= Vekhovstvo =

Vekhovstvo (vekhovtsy) was a philosophical and socio–political trend in the Russian intellectual environment at the beginning of the 20th century that received its name from the programmatic collection Vekhi (1909). The initiator of the publication of Vekhi was Mikhail Gershenzon.

Among the authors of the collection were four former Marxists: Nikolai Berdyaev, Sergei Bulgakov, Peter Struve, and Semyon Frank, who took a position of Christian religiosity, rejecting Marxism as a purely economic doctrine that does not answer the fundamental questions of human existence.

The first collection of Vekhovist works was Problems of Idealism (1902), and the final one was From the Depths (1918).

==Ideas==
The Vekhovtsy called on the intelligentsia, whom they blamed for the turmoil of 1905–1907, to renounce a worldview built on collectivism, people-worship (narodnichestvo), nihilism ("apostasy from the state"), irreligiosity, and the preaching of political radicalism. The positive program of Vekhovstvo is based on the recognition of the independence of the human subject and on the recognition of personal responsibility for what is happening on the basis of universal Christian values.

As we are, we not only cannot dream of merging with the people, but we must fear them more than all the punishments of the authorities and bless this authority, which alone with its bayonets and prisons still protects us from the fury of the people.
— Mikhail Gershenzon. Creative Self–Consciousness, Vekhi (1991)

===Ideas of the main representatives===
One of the leading members of Vekhi was the former Marxist Nikolai Berdyaev. He, like his associates, analyzed Russia's place in the changing world and its ideas, and searched for ways to develop the country. He called the era of the early 20th century the "New Middle Ages", since, in his opinion, humanity had once again entered the era of irrationalism, and the collectivist values that prevailed in society had once again suppressed the freedom of the individual. In addition, the philistine worldview of the West, according to Berdyaev, led to the destruction of higher values and the barbarization of society. He was also interested in the "Russian Idea", i.e., the essence of the Russian soul and the purpose of Russia. He argued that Russia combines the features of the West and the East, but he did not put it above other countries. Berdyaev claimed that, according to God's plan, the country should represent such a combination of Eastern and Western ideas that their unity and some kind of ideological integrity would be observed, but in reality the "Russian Idea" of that era was presented as a simple, chaotic mixture of the features of these two worlds.

Berdyaev subjected the worldview of the Russian person to a deep analysis, contrasting it with the Western one. If the European worldview was eventually able to achieve discipline, then the all–embracing "breadth" of the Russian soul was incapable of such restraint. Berdyaev found a manifestation of such a feature, for example, in the fact that within the framework of Russian thought it was quite possible to combine many opposites, an example of which could be revolutionaries who promoted radically conservative views. Thus, the Russian person is not characterized by a rigid categorization of certain concepts.

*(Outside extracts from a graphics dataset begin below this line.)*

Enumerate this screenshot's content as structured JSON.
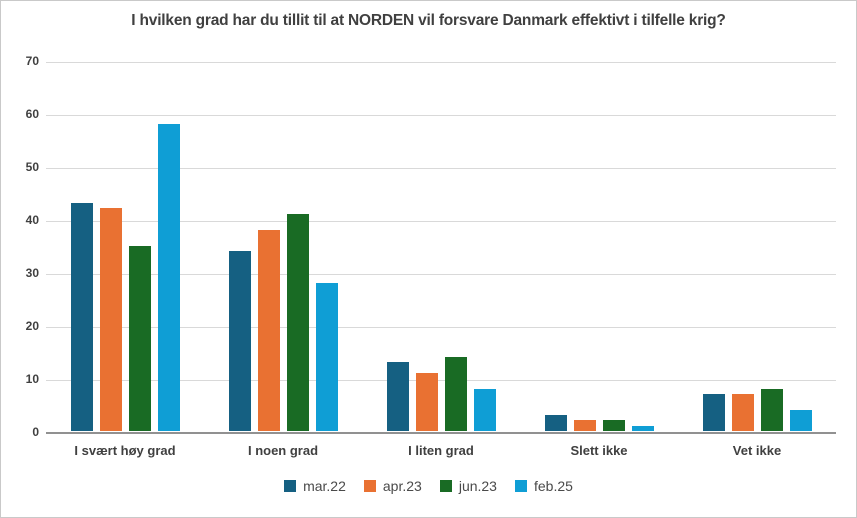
{
  "title": "I hvilken grad har du tillit til at NORDEN vil forsvare Danmark effektivt i tilfelle krig?",
  "chart_data": {
    "type": "bar",
    "title": "I hvilken grad har du tillit til at NORDEN vil forsvare Danmark effektivt i tilfelle krig?",
    "categories": [
      "I svært høy grad",
      "I noen grad",
      "I liten grad",
      "Slett ikke",
      "Vet ikke"
    ],
    "series": [
      {
        "name": "mar.22",
        "color": "#156082",
        "values": [
          43,
          34,
          13,
          3,
          7
        ]
      },
      {
        "name": "apr.23",
        "color": "#E97132",
        "values": [
          42,
          38,
          11,
          2,
          7
        ]
      },
      {
        "name": "jun.23",
        "color": "#196B24",
        "values": [
          35,
          41,
          14,
          2,
          8
        ]
      },
      {
        "name": "feb.25",
        "color": "#0F9ED5",
        "values": [
          58,
          28,
          8,
          1,
          4
        ]
      }
    ],
    "xlabel": "",
    "ylabel": "",
    "ylim": [
      0,
      70
    ],
    "yticks": [
      0,
      10,
      20,
      30,
      40,
      50,
      60,
      70
    ],
    "grid": true,
    "legend_position": "bottom"
  },
  "colors": {
    "gridline": "#d9d9d9",
    "axis_line": "#919191",
    "title_text": "#404040",
    "tick_text": "#404040",
    "legend_text": "#4a4a4a",
    "background": "#ffffff",
    "border": "#c9c9c9"
  }
}
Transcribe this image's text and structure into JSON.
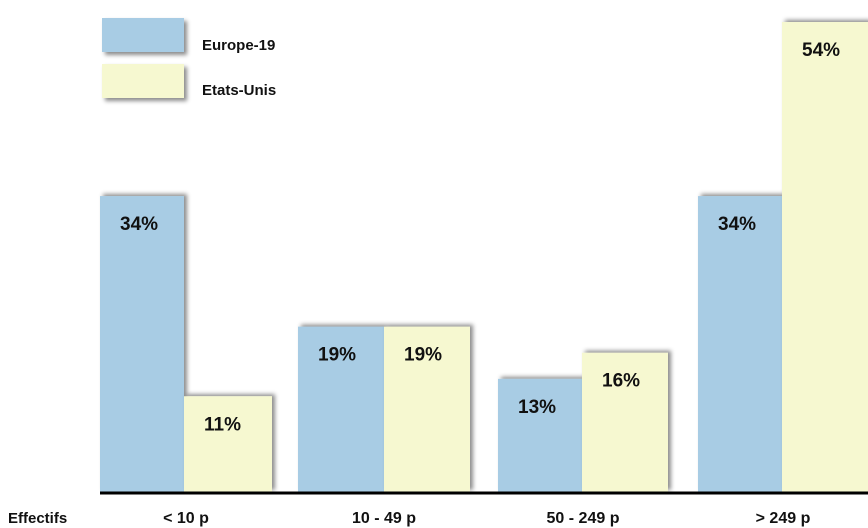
{
  "colors": {
    "europe": "#a8cce4",
    "usa": "#f6f8d0",
    "axis": "#000000",
    "text": "#111111"
  },
  "chart_data": {
    "type": "bar",
    "xlabel": "Effectifs",
    "categories": [
      "< 10 p",
      "10 - 49 p",
      "50 - 249 p",
      "> 249 p"
    ],
    "series": [
      {
        "name": "Europe-19",
        "values": [
          34,
          19,
          13,
          34
        ],
        "labels": [
          "34%",
          "19%",
          "13%",
          "34%"
        ]
      },
      {
        "name": "Etats-Unis",
        "values": [
          11,
          19,
          16,
          54
        ],
        "labels": [
          "11%",
          "19%",
          "16%",
          "54%"
        ]
      }
    ],
    "ylim": [
      0,
      54
    ],
    "legend": "top-left",
    "grid": false
  }
}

The philosopher and Orthodox priest Sergei Bulgakov held a strong anti–Western position. He criticized the Western ideology of Marxism, expressing, among other things, the idea that this teaching was only a translation of Jewish ideas into the plane of economic science. A socialist society, in his opinion, would promote progress only in the material sphere, without caring about the spiritual component. However, Bulgakov cannot be called a Slavophile in the full sense, since he also criticized Russian statehood for having too many Eastern features that had to be revised.

==Criticism==
Vekhovstvo drew sharp criticism from the Bolshevik leader Vladimir Lenin, who branded the collection as an "encyclopedia of liberal apostasy" in December 1909: "Vekhi is a continuous stream of reactionary slop poured on democracy. It is clear that Novoye Vremyas publicists, Rozanov, Menshikov, and Alexander Stolypin, rushed to kiss Vekhi. It is clear that Anthony Volynsky was delighted with this work of the leaders of liberalism."